Last month, CBP fined $ 350 million (€ 297 million) in a dispute with Alaska pollock producers and shipping companies over alleged violations of Jones’ Law. The action has crippled the U.S. pollock trade in peak season with cold chain warehouses teeming with fish owners are afraid to move.
Attorney Marc Kasowitz, who led the presentation of the U.S. affiliates’ case for a restraining order, told the judge on Friday that fines are now closer to $ 400 million (€ 340 million), and has noted that CBP was not “whispering a word” about its investigations, and that American filed 15,000 bills of lading over the past nine years to which CBP allegedly had access.
Kasowitz said the central argument in CBP’s assertions – that the Canadian 100-foot Bayside Railway (BCR) is not a “through route”, therefore not eligible for the Jones Act exemption. – is a mistake.
“Maybe it’s a train to nowhere[…] but it’s going nowhere much faster, much cheaper and much more environmentally friendly. “
Kasowitz pointed out the Byzantine nature of the Bayside expeditions, posting court documents indicating the route (download the document here as a pdf).
He argued that “the only reason for this scam is to put the fish on the Canadian railroad as part of the transport route”, in order to satisfy a provision of the Jones Act, which regulates US shipping.
Kasowitz pointed out that if they are not able to use a “rail” system that allows companies to truck product six miles to the border in Maine from their stop in eastern Canada. Canada, companies “must have transported fish by truck a total of 160 miles and a further 90 miles by rail,” to meet the requirements of using a foreign vessel to ship seafood from the United States.
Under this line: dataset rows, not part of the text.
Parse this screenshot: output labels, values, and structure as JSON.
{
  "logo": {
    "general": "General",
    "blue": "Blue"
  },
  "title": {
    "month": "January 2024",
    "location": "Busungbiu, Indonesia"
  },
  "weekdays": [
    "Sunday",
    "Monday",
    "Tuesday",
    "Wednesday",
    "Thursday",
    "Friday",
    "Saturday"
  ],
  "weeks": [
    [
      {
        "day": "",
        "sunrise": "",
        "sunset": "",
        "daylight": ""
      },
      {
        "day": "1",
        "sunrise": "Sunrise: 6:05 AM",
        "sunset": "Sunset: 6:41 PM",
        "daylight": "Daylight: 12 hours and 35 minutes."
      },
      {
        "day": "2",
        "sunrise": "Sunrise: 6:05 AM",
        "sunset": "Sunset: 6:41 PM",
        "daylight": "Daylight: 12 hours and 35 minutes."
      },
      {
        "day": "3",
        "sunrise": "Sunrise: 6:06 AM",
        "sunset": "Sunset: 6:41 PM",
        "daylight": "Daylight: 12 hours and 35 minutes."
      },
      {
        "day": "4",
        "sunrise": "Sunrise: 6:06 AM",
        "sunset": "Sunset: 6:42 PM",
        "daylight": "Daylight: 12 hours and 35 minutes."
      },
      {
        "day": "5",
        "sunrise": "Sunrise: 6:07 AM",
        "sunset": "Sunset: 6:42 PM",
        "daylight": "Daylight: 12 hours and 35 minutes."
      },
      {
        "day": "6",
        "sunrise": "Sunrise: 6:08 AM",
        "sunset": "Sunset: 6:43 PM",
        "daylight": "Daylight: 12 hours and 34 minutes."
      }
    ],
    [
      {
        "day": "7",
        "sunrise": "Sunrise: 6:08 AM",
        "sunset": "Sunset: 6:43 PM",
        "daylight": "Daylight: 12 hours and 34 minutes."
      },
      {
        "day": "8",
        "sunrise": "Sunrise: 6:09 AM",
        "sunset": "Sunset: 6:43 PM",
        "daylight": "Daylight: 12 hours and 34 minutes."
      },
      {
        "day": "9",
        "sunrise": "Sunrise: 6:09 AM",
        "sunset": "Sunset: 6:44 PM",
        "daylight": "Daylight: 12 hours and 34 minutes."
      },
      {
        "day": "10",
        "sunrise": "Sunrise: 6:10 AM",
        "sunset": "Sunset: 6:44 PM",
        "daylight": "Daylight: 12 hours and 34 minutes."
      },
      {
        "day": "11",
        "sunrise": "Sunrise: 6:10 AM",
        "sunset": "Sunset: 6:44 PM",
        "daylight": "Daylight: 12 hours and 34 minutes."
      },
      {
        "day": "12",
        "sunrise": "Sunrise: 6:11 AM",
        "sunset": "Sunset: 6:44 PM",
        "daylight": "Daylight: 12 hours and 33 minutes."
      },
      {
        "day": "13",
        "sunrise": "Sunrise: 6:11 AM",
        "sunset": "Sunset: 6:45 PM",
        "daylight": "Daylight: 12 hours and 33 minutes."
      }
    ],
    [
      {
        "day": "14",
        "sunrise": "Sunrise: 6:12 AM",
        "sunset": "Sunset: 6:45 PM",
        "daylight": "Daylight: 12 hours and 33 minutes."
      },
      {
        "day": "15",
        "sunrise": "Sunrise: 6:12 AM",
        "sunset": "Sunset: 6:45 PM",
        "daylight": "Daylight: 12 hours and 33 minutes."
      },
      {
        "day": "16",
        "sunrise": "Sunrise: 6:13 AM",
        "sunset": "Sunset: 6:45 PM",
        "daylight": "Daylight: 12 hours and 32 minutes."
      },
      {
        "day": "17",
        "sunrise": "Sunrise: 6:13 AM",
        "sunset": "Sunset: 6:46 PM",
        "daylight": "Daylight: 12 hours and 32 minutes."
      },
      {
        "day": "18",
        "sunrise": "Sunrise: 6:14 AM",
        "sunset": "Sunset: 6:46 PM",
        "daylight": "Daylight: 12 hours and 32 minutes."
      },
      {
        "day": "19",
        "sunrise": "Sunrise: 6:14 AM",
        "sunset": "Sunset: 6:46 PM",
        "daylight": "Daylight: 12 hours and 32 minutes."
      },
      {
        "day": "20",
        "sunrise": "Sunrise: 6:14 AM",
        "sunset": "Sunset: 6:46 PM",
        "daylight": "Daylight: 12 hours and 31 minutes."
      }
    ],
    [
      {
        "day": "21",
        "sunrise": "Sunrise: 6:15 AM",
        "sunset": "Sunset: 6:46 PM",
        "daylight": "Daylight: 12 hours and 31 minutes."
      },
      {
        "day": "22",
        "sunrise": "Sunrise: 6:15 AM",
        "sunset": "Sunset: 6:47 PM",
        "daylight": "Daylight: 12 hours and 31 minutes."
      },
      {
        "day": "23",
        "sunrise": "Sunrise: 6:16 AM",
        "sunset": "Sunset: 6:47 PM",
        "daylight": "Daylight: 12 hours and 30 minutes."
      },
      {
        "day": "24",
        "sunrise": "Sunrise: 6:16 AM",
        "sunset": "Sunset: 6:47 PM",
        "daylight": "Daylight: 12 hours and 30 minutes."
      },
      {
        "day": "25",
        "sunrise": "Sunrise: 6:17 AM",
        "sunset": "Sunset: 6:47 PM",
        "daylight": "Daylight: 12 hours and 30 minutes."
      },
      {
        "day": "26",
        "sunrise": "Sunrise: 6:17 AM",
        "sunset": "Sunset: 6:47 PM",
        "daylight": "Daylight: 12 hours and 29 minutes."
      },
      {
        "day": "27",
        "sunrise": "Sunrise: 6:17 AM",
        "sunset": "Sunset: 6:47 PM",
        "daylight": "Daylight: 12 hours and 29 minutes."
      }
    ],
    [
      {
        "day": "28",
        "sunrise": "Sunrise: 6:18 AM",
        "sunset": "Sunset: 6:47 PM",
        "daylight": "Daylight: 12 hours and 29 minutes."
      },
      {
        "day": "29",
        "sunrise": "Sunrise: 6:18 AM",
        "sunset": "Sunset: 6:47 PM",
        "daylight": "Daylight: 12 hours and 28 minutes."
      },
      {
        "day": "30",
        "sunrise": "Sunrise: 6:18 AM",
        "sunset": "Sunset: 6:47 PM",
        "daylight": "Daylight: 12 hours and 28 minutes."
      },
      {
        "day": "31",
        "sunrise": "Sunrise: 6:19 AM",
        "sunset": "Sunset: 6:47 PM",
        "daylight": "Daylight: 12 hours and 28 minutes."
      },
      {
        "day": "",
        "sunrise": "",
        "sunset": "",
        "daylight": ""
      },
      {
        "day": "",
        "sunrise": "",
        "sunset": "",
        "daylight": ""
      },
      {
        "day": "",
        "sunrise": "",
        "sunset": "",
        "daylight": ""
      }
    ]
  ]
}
Alaska from the Dutch port of Alaska.
Representing the US government, US Department of Justice deputy attorney Seth Beausang told the court that the BCR clearly did not follow any of the guidelines for a “transit route,” which he said is a “transport of connected lines”.
“You don’t have to connect anything[…]it comes and goes, ”he said.
He added that the companies appeared to seek “permanent immunity” from being fined for flouting the law, and that for more than a month, plaintiffs had done nothing to work with CBP to attempt. to solve the problem.
He noted that the Jones Act is intended to encourage US companies to use US vessels and is not in place to facilitate the use of foreign fishing vessels by companies.
Time is running out for American Seafoods and the customers it supplies Alaskan pollock, American Seafoods Company president Inge Andreassen said in court documents filed earlier this week.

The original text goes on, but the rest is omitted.